Twelve to be exact, I used to babysit for the twins down the street sometimes.
Their mother was very waspy-pretty(?)and a lush.She was always very affectionate when she came home loaded, always a kiss on the cheek or a big hug,"someday my handsome boy." she would always say as I was leaving. I wasn't sure what she meant, but I would think about it sometimes whilst jerkin' off. One particular evening she came home very late, her make up was all smeared, she looked angry, no sign of her usual alcohol fueled sweetness. She went straight into the bathroom and then into her bedroom as if I wasn't even there. As I was grabbing my jacket to leave she called my name and asked me, "come here for a second." I walked into her bedroom and she was on the bed,propped up on her elbows, legs open, pantie's and a t-shirt. "have you ever seen one of these?" motioning between her legs. I looked down and then back into her blurry eyes, "In magazines." "Come here and kiss it." I crawled onto the bed and kissed her panties over and over all around, I was nervous, scared, excited, mostly scared with an erection. I tried to remember every Penthouse forum I had ever read, what exactly am I supposed to do. Her pantie's were getting very hot and very wet.

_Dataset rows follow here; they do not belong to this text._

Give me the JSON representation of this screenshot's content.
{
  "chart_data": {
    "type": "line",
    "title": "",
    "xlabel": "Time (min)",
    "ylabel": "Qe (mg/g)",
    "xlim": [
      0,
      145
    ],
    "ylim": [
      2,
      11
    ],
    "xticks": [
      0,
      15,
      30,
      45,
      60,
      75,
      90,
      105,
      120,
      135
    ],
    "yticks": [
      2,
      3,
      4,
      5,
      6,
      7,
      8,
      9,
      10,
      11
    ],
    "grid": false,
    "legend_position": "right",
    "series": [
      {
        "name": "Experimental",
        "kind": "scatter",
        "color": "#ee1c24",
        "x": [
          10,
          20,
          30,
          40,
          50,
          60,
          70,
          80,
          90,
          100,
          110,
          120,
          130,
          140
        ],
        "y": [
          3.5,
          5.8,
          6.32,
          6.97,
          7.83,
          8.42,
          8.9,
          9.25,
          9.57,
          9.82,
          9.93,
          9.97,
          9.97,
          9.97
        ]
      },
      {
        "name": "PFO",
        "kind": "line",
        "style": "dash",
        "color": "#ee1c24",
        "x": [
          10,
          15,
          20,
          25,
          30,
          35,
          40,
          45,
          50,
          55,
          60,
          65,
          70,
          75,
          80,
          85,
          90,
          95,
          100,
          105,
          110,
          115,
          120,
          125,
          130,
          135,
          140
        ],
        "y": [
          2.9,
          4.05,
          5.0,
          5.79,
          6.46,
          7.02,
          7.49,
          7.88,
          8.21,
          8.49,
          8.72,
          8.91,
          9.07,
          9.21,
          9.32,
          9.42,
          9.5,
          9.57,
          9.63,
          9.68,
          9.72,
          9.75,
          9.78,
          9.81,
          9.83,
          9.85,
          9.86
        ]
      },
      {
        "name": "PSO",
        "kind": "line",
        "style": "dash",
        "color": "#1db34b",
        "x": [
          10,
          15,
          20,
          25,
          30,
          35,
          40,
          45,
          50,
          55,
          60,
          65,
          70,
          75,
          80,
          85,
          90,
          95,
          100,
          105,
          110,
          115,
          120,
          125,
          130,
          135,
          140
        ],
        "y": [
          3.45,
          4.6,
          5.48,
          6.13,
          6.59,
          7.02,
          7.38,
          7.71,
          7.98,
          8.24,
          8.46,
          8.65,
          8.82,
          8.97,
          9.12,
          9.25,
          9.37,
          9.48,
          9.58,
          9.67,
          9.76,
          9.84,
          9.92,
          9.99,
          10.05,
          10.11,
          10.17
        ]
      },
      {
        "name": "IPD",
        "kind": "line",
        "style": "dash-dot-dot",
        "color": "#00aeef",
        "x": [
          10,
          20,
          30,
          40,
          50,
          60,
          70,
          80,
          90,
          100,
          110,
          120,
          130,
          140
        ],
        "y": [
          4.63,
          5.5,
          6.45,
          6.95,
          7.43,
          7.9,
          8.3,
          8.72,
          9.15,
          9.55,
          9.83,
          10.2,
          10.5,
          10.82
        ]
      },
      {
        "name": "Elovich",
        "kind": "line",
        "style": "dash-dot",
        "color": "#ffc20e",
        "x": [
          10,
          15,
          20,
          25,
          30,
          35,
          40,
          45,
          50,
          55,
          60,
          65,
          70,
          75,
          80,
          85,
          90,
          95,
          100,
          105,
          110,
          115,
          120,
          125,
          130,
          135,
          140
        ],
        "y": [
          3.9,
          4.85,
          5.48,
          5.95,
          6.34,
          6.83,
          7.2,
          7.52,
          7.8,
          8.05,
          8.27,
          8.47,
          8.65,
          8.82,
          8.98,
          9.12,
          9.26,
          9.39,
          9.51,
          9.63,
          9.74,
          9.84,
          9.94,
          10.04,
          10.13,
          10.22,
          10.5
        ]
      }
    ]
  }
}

She grabbed my hand and guided it to her pantie's, "Pull them to the side and use your tongue." I obeyed. New tastes, smells, the skin of her thighs brushing against my cheek, It was all very exciting except when she spoke, drunk and sad. At some point her movements became very frantic and she began to cry and out of nowhere she screamed angrily, "Go, Get out of my house!" She started sobbing deeply, I stood up confused, she pointed to the door without looking up. I left confused, feeling bad for her, crying and all. We never spoke of it and I only baby sat for the twins a few more times.
Sometimes I still like the pantie's pulled to the side, licking, fucking, whatever. Was I molested in some fashion, I don't think so. Inappropriate perhaps, maybe just lonely people trying to connect, whatever no need to analyze a memory. I yam what I yam.